Optimizing Agronomy for High-Yielding Flax in Western Canada

By Dilshan I. Benaragama and Eric N. Johnson, Department of Plant Sciences, University of Manitoba, Winnipeg, MB, Canada; Robert H. Gulden, Department of Plant Sciences, College of Agriculture and Bioresources, University of Saskatchewan, Saskatoon, SK, Canada; and Christian J. Willenborg, Department of Plant Sciences, University of Manitoba, Winnipeg, MB, Canada

March 3, 2023

Flax. Photo courtesy of Flickr/Lars Lundqvist and printed under this license: https://creativecommons.org/licenses/by-nc-sa/2.0/.

Flax is an important oilseed crop of temperate regions, and Canada been the world’s top
exporter of the crop since 1994. Increasing crop yields either through breeding or better agronomy can substantially benefit the flax industry in Canada. A multi-location study was carried out in western Canada to determine the optimum combination of several agronomic practices to obtain high and stable flax yields. Earn 0.5 CEUs in Crop Management by reading this article and taking the quiz at https://web.
sciencesocieties.org/Learning-Center/Courses.

Flax is an important oilseed crop of temperate regions cultivated for many purposes such as vegetable oil, dietary supplements, industry uses (paint and fiber), biodiesel fuel, etc. Canada has been within the top three global producers with around 40% production share and has been the world’s top exporter since 1994 (Flax Council of Canada, 2019). Canada produced 456,000 metric tonnes of flax in 2022 (Statistics Canada, 2022), and during the last five years, flax was cultivated in the range of 340,000 to 410,000 acres (Statista, 2021). The majority of flax in North America is used as feed, but in Asia, it is used as food. However, due to uncovering of its nutritional benefits, particularly its functional properties such as high protein (22%) and oil containing α‐linolenic acid, as well as a soluble polysaccharide mucilage (Marambe & Wanasundara, 2017), its use in the bakery industry and pet food industry is growing in Canada.

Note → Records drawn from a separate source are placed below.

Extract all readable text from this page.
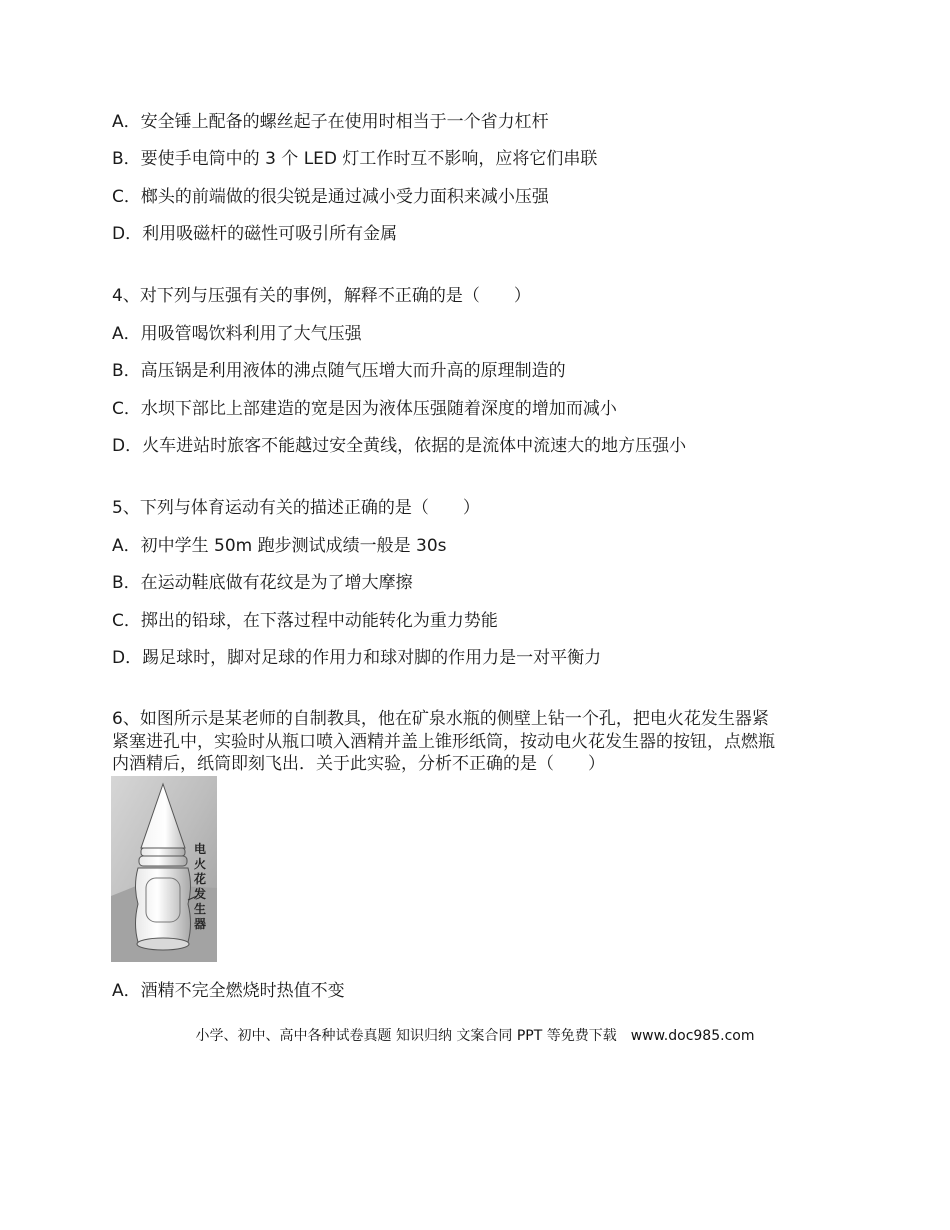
A．安全锤上配备的螺丝起子在使用时相当于一个省力杠杆
B．要使手电筒中的 3 个 LED 灯工作时互不影响，应将它们串联
C．榔头的前端做的很尖锐是通过减小受力面积来减小压强
D．利用吸磁杆的磁性可吸引所有金属
4、对下列与压强有关的事例，解释不正确的是（　　）
A．用吸管喝饮料利用了大气压强
B．高压锅是利用液体的沸点随气压增大而升高的原理制造的
C．水坝下部比上部建造的宽是因为液体压强随着深度的增加而减小
D．火车进站时旅客不能越过安全黄线，依据的是流体中流速大的地方压强小
5、下列与体育运动有关的描述正确的是（　　）
A．初中学生 50m 跑步测试成绩一般是 30s
B．在运动鞋底做有花纹是为了增大摩擦
C．掷出的铅球，在下落过程中动能转化为重力势能
D．踢足球时，脚对足球的作用力和球对脚的作用力是一对平衡力
6、如图所示是某老师的自制教具，他在矿泉水瓶的侧壁上钻一个孔，把电火花发生器紧
紧塞进孔中，实验时从瓶口喷入酒精并盖上锥形纸筒，按动电火花发生器的按钮，点燃瓶
内酒精后，纸筒即刻飞出．关于此实验，分析不正确的是（　　）
电
火
花
发
生
器
A．酒精不完全燃烧时热值不变
小学、初中、高中各种试卷真题 知识归纳 文案合同 PPT 等免费下载　www.doc985.com
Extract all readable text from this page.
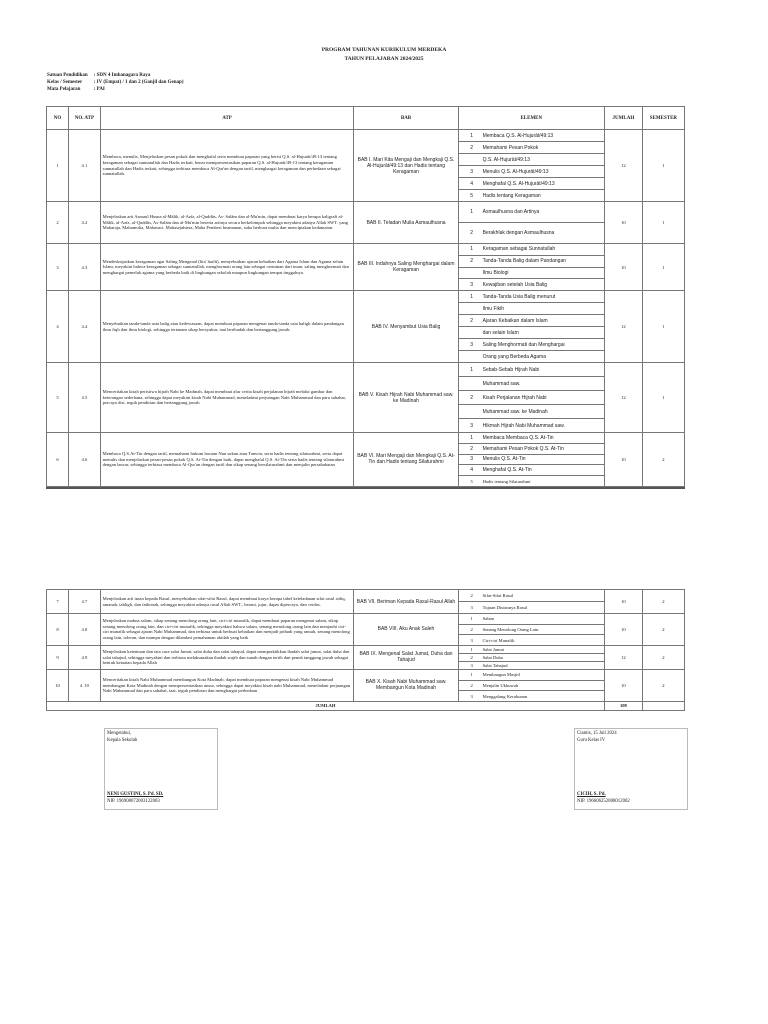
PROGRAM TAHUNAN KURIKULUM MERDEKA
TAHUN PELAJARAN 2024/2025
Satuan Pendidikan	: SDN 4 Imbanagara Raya
Kelas / Semester	: IV (Empat) / 1 dan 2 (Ganjil dan Genap)
Mata Pelajaran	: PAI
NO	NO. ATP	ATP	BAB	ELEMEN	JUMLAH	SEMESTER
1	4.1	Membaca, menulis, Menjelaskan pesan pokok dan menghafal serta membuat paparan yang berisi Q.S. al-Hujurāt/49:13 tentang keragaman sebagai sunnatullah dan Hadis terkait, benar mempresentasikan paparan Q.S. al-Hujurāt/49:13 tentang keragaman sunnatullah dan Hadis terkait, sehingga terbiasa membaca Al-Qur'an dengan tartil, menghargai keragaman dan perbedaan sebagai sunnatullah.	BAB I. Mari Kita Mengaji dan Mengkaji Q.S. Al-Hujurāt/49:13 dan Hadis tentang Keragaman	1 Membaca Q.S. Al-Hujurāt/49:13	12	1
				2 Memahami Pesan Pokok		
				Q.S. Al-Hujurāt/49:13		
				3 Menulis Q.S. Al-Hujurāt/49:13		
				4 Menghafal Q.S. Al-Hujurāt/49:13		
				5 Hadis tentang Keragaman		
2	4.2	Menjelaskan arti Asmaul Husna al-Mālik, al-Azīz, al-Quddūs, As- Salām dan al-Mu'min, dapat membuat karya berupa kaligrafi al-Mālik, al-Azīz, al-Quddūs, As-Salām dan al-Mu'min beserta artinya secara berkelompok sehingga meyakini adanya Allah SWT. yang Maharaja, Mahamulia, Mahasuci, Mahasejahtera, Maha Pemberi keamanan, suka berbuat mulia dan menciptakan kedamaian.	BAB II. Teladan Mulia Asmaulhusna	1 Asmaulhusna dan Artinya	10	1
				2 Berakhlak dengan Asmaulhusna		
3	4.3	Mendeskripsikan keragaman agar Saling Mengenal (lita' ārafū), menyebutkan ajaran kebaikan dari Agama Islam dan Agama selain Islam, meyakini bahwa keragaman sebagai sunnatullah, menghormati orang lain sebagai cerminan dari iman, saling menghormati dan menghargai pemeluk agama yang berbeda baik di lingkungan sekolah maupun lingkungan tempat tinggalnya.	BAB III. Indahnya Saling Menghargai dalam Keragaman	1 Keragaman sebagai Sunnatullah	10	1
				2 Tanda-Tanda Balig dalam Pandangan		
				Ilmu Biologi		
				3 Kewajiban setelah Usia Balig		
4	4.4	Menyebutkan tanda-tanda usia balig atau kedewasaan, dapat membuat paparan mengenai tanda-tanda usia baligh dalam pandangan ilmu fiqh dan ilmu biologi, sehingga tertanam sikap bersyukur, taat beribadah dan bertanggung jawab.	BAB IV. Menyambut Usia Balig	1 Tanda-Tanda Usia Balig menurut	12	1
				Ilmu Fikih		
				2 Ajaran Kebaikan dalam Islam		
				dan selain Islam		
				3 Saling Menghormati dan Menghargai		
				Orang yang Berbeda Agama		
5	4.5	Menceritakan kisah peristiwa hijrah Nabi ke Madinah, dapat membuat alur cerita kisah perjalanan hijrah melalui gambar dan keterangan sederhana, sehingga dapat meyakini kisah Nabi Muhammad, meneladani perjuangan Nabi Muhammad dan para sahabat, percaya diri, teguh pendirian dan bertanggung jawab	BAB V. Kisah Hijrah Nabi Muhammad saw. ke Madinah	1 Sebab-Sebab Hijrah Nabi	12	1
				Muhammad saw.		
				2 Kisah Perjalanan Hijrah Nabi		
				Muhammad saw. ke Madinah		
				3 Hikmah Hijrah Nabi Muhammad saw.		
6	4.6	Membaca Q.S.At-Tin dengan tartil, memahami hukum bacaan Nun sukun atau Tanwin, serta hadis tentang silaturahmi, serta dapat menulis dan menjelaskan pesan-pesan pokok Q.S. At-Tin dengan baik, dapat menghafal Q.S. At-Tīn serta hadis tentang silaturahmi dengan lancar, sehingga terbiasa membaca Al-Qur'an dengan tartil dan sikap senang bersilaturahmi dan menjalin persahabatan	BAB VI. Mari Mengaji dan Mengkaji Q.S. At-Tin dan Hadis tentang Silaturahmi	1 Membaca Membaca Q.S. At-Tin	10	2
				2 Memahami Pesan Pokok Q.S. At-Tin		
				3 Menulis Q.S. At-Tin		
				4 Menghafal Q.S. At-Tin		
				5 Hadis tentang Silaturahmi		
7	4.7	Menjelaskan arti iman kepada Rasul, menyebutkan sifat-sifat Rasul, dapat membuat karya berupa tabel keteladanan sifat rasul sidiq, amanah, tabligh, dan fathonah, sehingga meyakini adanya rasul Allah SWT., berani, jujur, dapat dipercaya, dan cerdas.	BAB VII. Beriman Kepada Rasul-Rasul Allah	2 Sifat-Sifat Rasul	10	2
				3 Tujuan Diutusnya Rasul		
8	4.8	Menjelaskan makna salam, sikap senang menolong orang lain, ciri-ciri munafik, dapat membuat paparan mengenai salam, sikap senang menolong orang lain, dan ciri-ciri munafik, sehingga meyakini bahwa salam, senang menolong orang lain dan menjauhi ciri-ciri munafik sebagai ajaran Nabi Muhammad, dan terbiasa untuk berbuat kebaikan dan menjadi pribadi yang ramah, senang menolong orang lain, toleran, dan mampu dengan dilandasi pemahaman akidah yang baik	BAB VIII. Aku Anak Saleh	1 Salam	10	2
				2 Senang Menolong Orang Lain		
				3 Ciri-ciri Munafik		
9	4.9	Menjelaskan ketentuan dan tata cara salat Jumat, salat duha dan salat tahajud, dapat mempraktikkan ibadah salat jumat, salat duha dan salat tahajud, sehingga meyakini dan terbiasa melaksanakan ibadah wajib dan sunah dengan tertib dan penuh tanggung jawab sebagai bentuk ketaatan kepada Allah	BAB IX. Mengenal Salat Jumat, Duha dan Tahajud	1 Salat Jumat	12	2
				2 Salat Duha		
				3 Salat Tahajud		
10	4. 10	Menceritakan kisah Nabi Muhammad membangun Kota Madinah, dapat membuat paparan mengenai kisah Nabi Muhammad membangun Kota Madinah dengan mempresentasikan unsur, sehingga dapat meyakini kisah nabi Muhammad, meneladani perjuangan Nabi Muhammad dan para sahabat, taat, teguh pendirian dan menghargai perbedaan	BAB X. Kisah Nabi Muhammad saw. Membangun Kota Madinah	1 Membangun Masjid	10	2
				2 Menjalin Ukhuwah		
				3 Menggalang Kerukunan		
JUMLAH					108	
Mengetahui,
Kepala Sekolah
NENI GUSTINI, S. Pd. SD.
NIP. 196908072003122003
Ciamis, 15 Juli 2024
Guru Kelas IV
CICIH, S. Pd.
NIP. 196606252008012002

Flax is an annual herbaceous plant with a shallow taproot system (90–120 cm). The cultivars primarily grown for food are short in stature and have many secondary branches and seed balls per plant. The cultivars grown for fiber have tall, straight culms and few secondary branches. In North America, flax is mainly grown in the Brown, Dark Brown, Black, and Dark Gray Chernozemic soils of the Canadian Prairies and the southern extensions of these soil zones in the states of North Dakota, South Dakota, and Montana. Two types of flax, brown and yellow (solin flax), are cultivated in North America. Solin flax is enriched in linoleic acid and low in α‐linolenic acid and found to be an alternative to sunflower and safflower seed oils (Vrinten et al., 2005). Flax is grown best in moist, warm climates with frost‐free late spring conditions. High temperatures in the absence of drought can decrease seed set and yield (Cross et al., 2003).

Flax production was in a declining trend or stagnated due to many reasons, including low yield potential compared with canola (Canada’s largest oilseed crop) and low yield stability. However, the encouraging fact about flax is its high gross return (probably due to low input cost and moderate prices), which is comparable to canola (May et al., 2010). Therefore, increasing crop yields either through breeding or better agronomy can substantially benefit the flax industry in Canada. Obtaining optimal plant stand and plant spatial arrangement can be some of the basic requirements for obtaining high yields in many crops including flax. Seeding density and row spacing collectively determine optimum solar radiation interception, and together with optimum nutrient supply, these factors can produce optimum crop yields. According to the Flax Council of Canada (2019), the optimal plant density for flax could be 300 to 400 plants/m² (28 to 37 plants/ft²), which can be achieved with a 31 to 40 lb/ac seeding rate. Further increase in seeding rates was found to have limited but mixed results from various past studies depending on the conditions (Kurtenbach et al., 2019; Lafond et al., 2008; Stevenson & Wright, 1996). Increasing the seeding rate can be beneficial to achieve early maturity and can be essential as desiccants are not recommended in flax in compliance with market requirements. Several studies have found that increasing the row spacing above 10 inches (25 cm) did not have many benefits (Lafond, 1993; IHARF, 2016). On the other hand, wide row spacing can reduce disease incidence due to reduced relative humidity within the canopy. Further, wide row spacing in no‐till systems can benefit seeding operations in high‐crop‐residue conditions by lowering the cost of seeding and by reducing soil disturbance.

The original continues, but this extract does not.